Jordan Bentley (born 30 April 1999) is an English footballer who plays for St Blazey as a defender. He had previously played professionally after coming through the youth system at Plymouth Argyle.

== Career ==
Bentley made his first team debut in the final league game of the 2015–16 season as a 66th-minute substitute for Curtis Nelson in a 5–0 win over Hartlepool United. He made his full first team debut in an EFL Trophy group stage match away to Swansea City's under-23s, who won 2–0, in which he was sent off just before half time for two bookable offences. Bentley was sent on loan to Sutton United in September 2017, but was recalled by Argyle after a lack of match time.

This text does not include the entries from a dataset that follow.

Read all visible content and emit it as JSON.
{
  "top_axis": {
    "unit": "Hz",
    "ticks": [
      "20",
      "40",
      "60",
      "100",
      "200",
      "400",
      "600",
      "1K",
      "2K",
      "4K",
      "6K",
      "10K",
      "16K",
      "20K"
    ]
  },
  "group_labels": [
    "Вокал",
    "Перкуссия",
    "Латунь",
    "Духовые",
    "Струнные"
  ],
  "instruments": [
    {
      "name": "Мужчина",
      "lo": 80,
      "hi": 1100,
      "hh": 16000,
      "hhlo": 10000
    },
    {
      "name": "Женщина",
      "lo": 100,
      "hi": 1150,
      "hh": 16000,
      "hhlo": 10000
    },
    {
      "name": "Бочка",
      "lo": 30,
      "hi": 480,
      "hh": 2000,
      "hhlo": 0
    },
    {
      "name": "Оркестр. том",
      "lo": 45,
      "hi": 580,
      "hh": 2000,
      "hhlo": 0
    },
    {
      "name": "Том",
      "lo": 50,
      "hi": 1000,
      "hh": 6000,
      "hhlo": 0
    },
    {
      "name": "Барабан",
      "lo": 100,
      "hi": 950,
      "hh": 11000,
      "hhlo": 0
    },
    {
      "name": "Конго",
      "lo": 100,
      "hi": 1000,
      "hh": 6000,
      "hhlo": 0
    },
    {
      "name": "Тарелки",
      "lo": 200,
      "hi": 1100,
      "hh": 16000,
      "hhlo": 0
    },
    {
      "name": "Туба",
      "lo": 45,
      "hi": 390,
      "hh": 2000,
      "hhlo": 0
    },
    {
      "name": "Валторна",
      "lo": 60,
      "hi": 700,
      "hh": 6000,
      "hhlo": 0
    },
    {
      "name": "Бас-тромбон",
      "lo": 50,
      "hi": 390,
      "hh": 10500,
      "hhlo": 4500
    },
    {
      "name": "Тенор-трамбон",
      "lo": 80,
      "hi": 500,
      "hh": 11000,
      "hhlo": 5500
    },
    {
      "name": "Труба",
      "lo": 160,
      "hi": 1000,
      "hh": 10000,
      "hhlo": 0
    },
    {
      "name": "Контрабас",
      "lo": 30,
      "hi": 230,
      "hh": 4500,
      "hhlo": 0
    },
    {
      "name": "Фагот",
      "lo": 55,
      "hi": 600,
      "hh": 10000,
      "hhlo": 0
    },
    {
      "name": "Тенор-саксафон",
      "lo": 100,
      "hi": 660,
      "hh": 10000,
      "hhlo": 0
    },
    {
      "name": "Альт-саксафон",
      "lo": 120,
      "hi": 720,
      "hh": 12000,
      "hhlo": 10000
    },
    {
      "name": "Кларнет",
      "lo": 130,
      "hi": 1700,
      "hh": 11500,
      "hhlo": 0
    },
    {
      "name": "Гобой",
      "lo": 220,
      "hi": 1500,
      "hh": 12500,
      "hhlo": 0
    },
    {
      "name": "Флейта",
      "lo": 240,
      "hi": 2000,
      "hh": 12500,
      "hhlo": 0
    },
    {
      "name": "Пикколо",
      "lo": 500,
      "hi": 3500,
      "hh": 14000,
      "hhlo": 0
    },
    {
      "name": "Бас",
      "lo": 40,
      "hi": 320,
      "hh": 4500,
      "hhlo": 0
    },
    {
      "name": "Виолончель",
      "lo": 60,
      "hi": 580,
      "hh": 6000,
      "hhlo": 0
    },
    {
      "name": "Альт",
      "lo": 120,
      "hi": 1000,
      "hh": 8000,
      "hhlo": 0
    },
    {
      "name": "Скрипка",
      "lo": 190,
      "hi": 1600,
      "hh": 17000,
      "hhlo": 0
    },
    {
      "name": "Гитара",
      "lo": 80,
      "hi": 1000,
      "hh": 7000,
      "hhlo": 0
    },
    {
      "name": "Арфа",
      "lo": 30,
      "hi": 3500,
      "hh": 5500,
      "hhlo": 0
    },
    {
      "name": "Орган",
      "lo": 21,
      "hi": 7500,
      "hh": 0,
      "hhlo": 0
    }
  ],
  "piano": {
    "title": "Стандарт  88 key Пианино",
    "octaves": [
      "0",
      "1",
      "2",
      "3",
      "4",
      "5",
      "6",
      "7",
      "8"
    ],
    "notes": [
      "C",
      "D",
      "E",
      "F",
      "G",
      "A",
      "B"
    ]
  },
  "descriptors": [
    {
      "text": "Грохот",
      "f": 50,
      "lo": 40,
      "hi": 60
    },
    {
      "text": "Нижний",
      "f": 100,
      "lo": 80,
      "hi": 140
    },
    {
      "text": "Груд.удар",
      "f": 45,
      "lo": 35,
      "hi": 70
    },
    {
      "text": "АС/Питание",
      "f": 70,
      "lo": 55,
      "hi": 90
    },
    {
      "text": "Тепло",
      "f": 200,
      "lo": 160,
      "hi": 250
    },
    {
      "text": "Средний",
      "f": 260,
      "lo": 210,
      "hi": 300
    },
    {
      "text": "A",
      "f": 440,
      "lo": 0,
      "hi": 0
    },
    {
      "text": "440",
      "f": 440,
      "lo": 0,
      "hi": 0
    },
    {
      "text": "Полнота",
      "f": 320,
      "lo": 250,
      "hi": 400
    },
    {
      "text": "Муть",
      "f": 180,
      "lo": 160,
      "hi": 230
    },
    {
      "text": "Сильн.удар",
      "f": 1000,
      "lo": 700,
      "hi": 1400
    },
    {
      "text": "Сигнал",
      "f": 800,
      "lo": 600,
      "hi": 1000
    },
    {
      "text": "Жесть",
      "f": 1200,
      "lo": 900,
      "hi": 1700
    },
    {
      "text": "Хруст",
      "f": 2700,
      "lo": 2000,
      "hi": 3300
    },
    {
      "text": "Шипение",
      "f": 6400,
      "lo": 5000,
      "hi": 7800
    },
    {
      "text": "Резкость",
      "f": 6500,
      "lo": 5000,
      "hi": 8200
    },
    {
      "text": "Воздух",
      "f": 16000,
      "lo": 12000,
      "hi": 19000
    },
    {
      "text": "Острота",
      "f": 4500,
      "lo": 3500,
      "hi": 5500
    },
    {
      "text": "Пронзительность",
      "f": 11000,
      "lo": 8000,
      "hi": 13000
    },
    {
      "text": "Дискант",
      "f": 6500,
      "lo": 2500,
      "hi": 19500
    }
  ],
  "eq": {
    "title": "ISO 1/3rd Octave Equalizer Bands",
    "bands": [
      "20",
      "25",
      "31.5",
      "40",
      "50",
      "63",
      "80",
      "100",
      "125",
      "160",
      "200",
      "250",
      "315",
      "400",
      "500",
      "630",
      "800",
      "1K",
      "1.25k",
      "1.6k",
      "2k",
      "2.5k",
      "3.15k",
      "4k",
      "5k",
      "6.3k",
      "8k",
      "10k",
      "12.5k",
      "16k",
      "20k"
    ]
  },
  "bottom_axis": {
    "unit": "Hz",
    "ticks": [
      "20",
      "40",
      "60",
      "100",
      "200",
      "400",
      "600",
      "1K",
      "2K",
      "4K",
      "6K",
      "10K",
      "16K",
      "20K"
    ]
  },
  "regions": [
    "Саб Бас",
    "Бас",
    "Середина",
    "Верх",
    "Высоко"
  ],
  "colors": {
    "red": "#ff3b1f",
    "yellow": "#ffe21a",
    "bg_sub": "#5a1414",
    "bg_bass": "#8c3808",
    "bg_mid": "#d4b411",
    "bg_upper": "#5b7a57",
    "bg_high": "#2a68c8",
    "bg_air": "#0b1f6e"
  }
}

On 23 January 2018, Bentley broke his leg after tackling a teammate in training, and was ruled out injured for 6 months. In the 2018-19 season, Bentley and fellow Argyle youth player Dan Rooney joined Truro City on loan in the National League South.

On 7 May 2019 Plymouth Argyle announced that Bentley had been forced to retire from the professional game due to persistent injuries.

On 13 July 2019 it was announced that Bentley had signed for semi-pro Tiverton Town, of the Southern League Premier South.

== Personal life ==
Jordan is the younger brother of fellow St Blazey defender Aaron Bentley, who had previously played for Plymouth Argyle, Truro City, and Plymouth Parkway.